Reprinted from the summer 2021 Issue of The Ohio Family Physician
By: Christen Johnson, MD, MPH, 2020-21 American Academy of Family Physicians Health Equity Fellow
The COVID-19 pandemic highlights the health disparities shaped by the social determinants of health that are created by systemic racism. With the recent attention given to racial inequities, the medical community has rushed to seek answers for and solutions to these inequities. While searching for ways to improve care for Black, Indigenous, and People of Color (BIPOC) in America today, one may fail to consider the historical implications of racial biases and systems shaped by biased practices on current circumstances which complicate the road to equitable health care for all.
Bias in Medicine Historically and Today
Evolutionarily, the human brain created biases for protection. In society, these biases stem from subtle, subliminal, and overt messages accumulated from external stimuli. Race was used as a marker of humanity making racial inequities in health care societally acceptable at the dawn of American history. Aside from genocide by other means, Native Americans were used for disfiguring medical experiments.1 In the 1800s, enslaved Black people were used in medical experimentation.2 Often without necessary treatments or anesthesia for experimental surgery, Black women were used in the initial trials of what would become common-day gynecological surgeries.2 After emancipation, racial biases still saturated standards for ethical experimentation and access to care. While the Tuskegee Syphilis Experiment of the 1930s has been well documented,2 similar syphilis experiments were carried out by the U.S. internationally in Latino populations and “intentionally” exposed patients by contaminated instruments.3 Henrietta Lacks went untreated for cervical cancer while her cell samples were used for professional gain in the birth of the HeLa cell line.2 The 20th century displayed additional examples of “involuntary hysterectomies” including that of Fannie Lou Hammer, experimental birth control, and eugenics practices against BIPOC women.2
Many transgressions have since been repented, but the root of their cause, systemic and individual racial biases, remain.2,4 Collectively, the accepted American values stem from a white, cis-gendered, heterosexual, able-bodied, middle class standard. Biases are formed when differences are associated negatively. Explicit biases, like overt racism, are less socially acceptable, but still occur. Implicit biases remain the prominent source of racism and microagressions because of their insidious nature; they go unseen and often unrecognized, yet impact decisions and behaviors.5 Because biases are pervasive and can impact one’s judgements and perceptions of both patients and colleagues, they can unknowingly impede empathetic communication and impact relationships.2,4
What happens when these biases are engrained in a profession? The Social Categorization of Medicine is a phenomenon that describes the way in which biases against patient populations are perpetuated in medical education.6 As medical education follows an apprenticeship model, biases are easily passed alongside medical knowledge. Just as previous generations falsely generalized Black people to feel less pain due to “thicker skin” and assumptions have been made about BIPOC patients including unhealthy incorporations of cultural identity, trainees become sensitized to these interactions and display similar biases today.5,6 This impedes shared decision making and damages the physician-patient relationships that can be formed with BIPOC patients, further perpetuating the health disparities we aim to overcome. Examples of this can even be seen in the rhetoric that we use surrounding COVID-19 vaccine hesitancy. There is much discussion about the particular mistrust of the medical profession by the Black community. In knowing the historical significance of their previous exploitation, can we continue phrasing these concerns as a problem rather than asking “how has the way that the medical community has damaged trust with Black Americans impacted vaccine uptake?”

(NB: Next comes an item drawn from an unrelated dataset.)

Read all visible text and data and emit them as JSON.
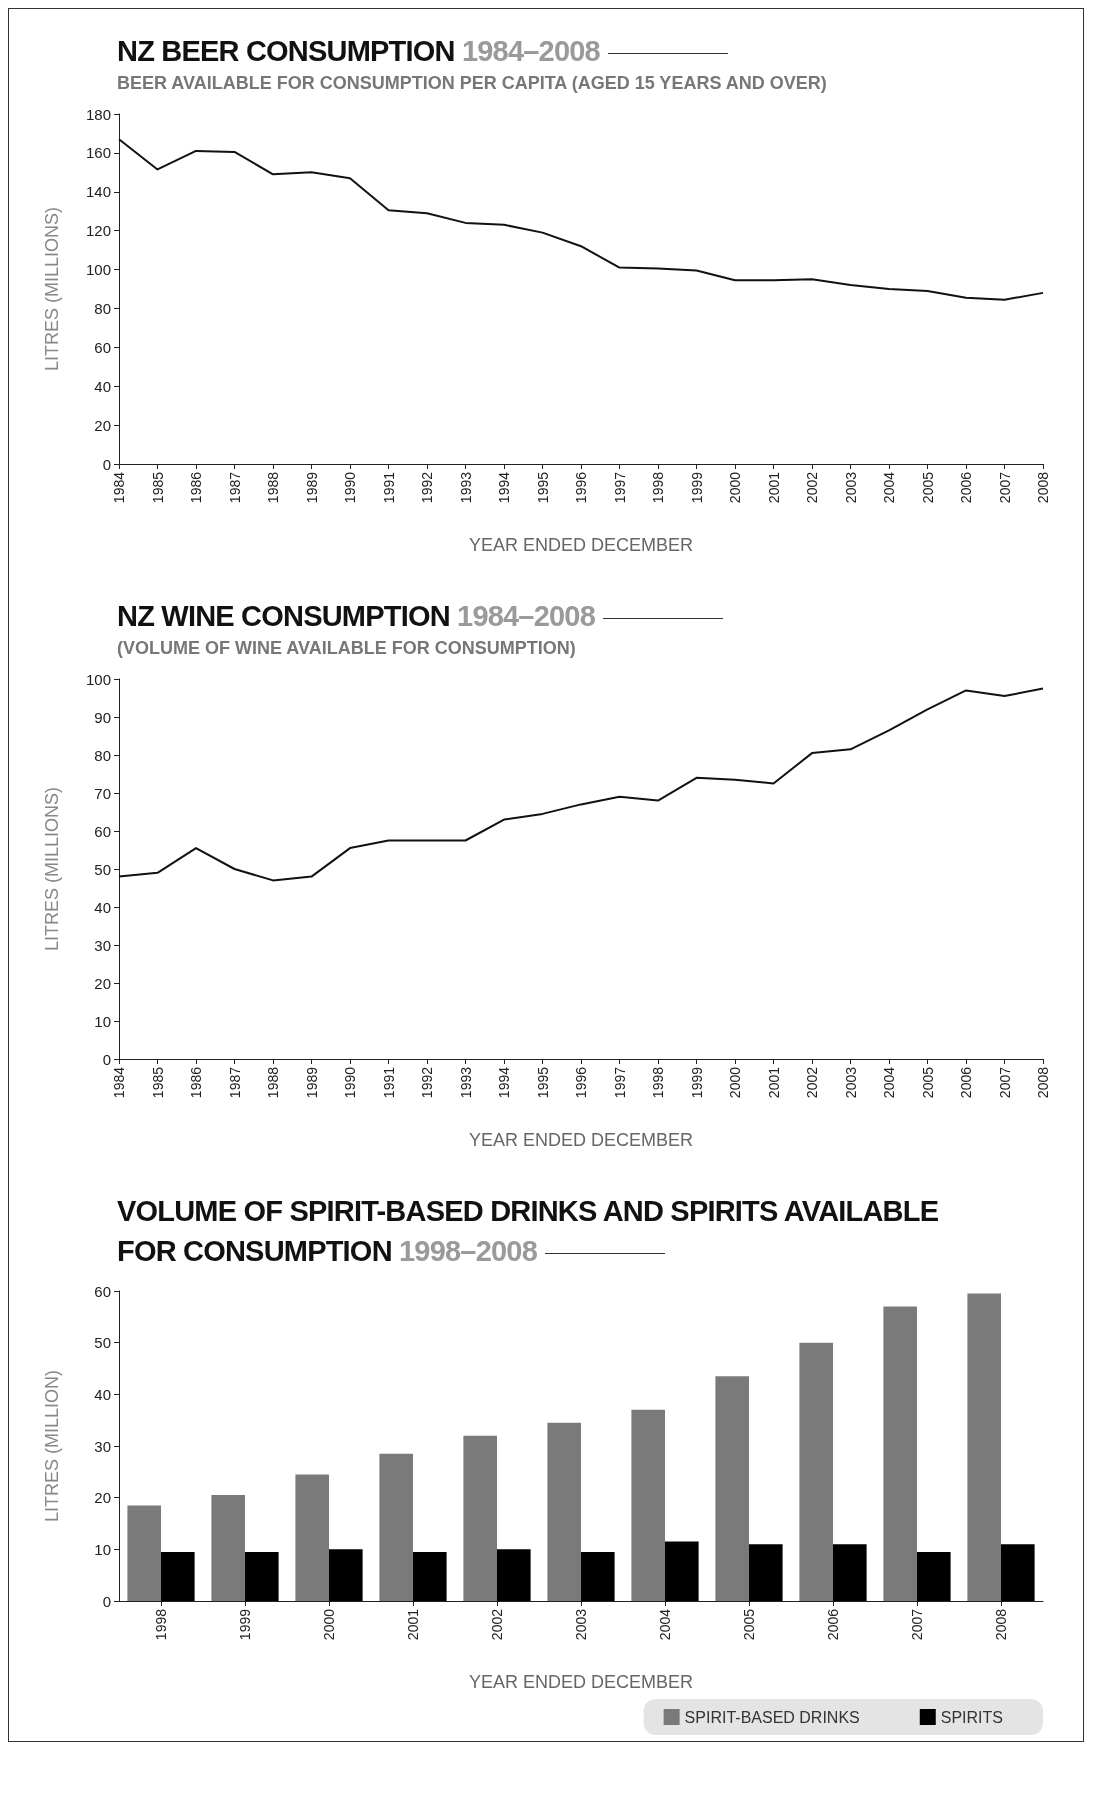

There is no easy answer to challenging these biases in medicine. Because they are ingrained in the culture and systems of medicine, solutions call for both individual and systemic change.2,4,5
Making individual change includes accepting that every human has biases.4,7 These can be identified through exercises like the Implicit Association Test created by Harvard University. For many, the natural responses to these topics can be uncomfortable in the least, including feelings of guilt and disbelief.4,7 Once identified, one must actively counter biases. To do this, one must learn more about systemic racism and the experiences of BIPOC in America.4 It is suggested that one educates themselves rather than relying on others to assist in closing gaps. Fortunately, there are several resources including books and videos suggested by the Ohio Academy of Family Physicians and the American Academy of Family Physicians.8 Scholars also recommend participating in open-forum discussions to assist in identifying additional areas for development and forming supportive bonds with others working towards equity.7
Representative inclusion is key for creating change that can rectify the flaws in the current systems, but takes much longer to achieve. Aside from research and policy changes, one method includes inspiring culture change through medical education.4,6 A dedication to diversifying the medical workforce, curricula including health equity and anti-bias training, and culturally-equitable professionalism standards in medical education are a good springboard in challenging the Social Categorization of Medicine.4,6 Matched with individual changes, new physicians can be trained in inclusive spaces and equipped with the tools needed to provide equitable and culturally sensitive care for all patients.
References available on the OAFP website.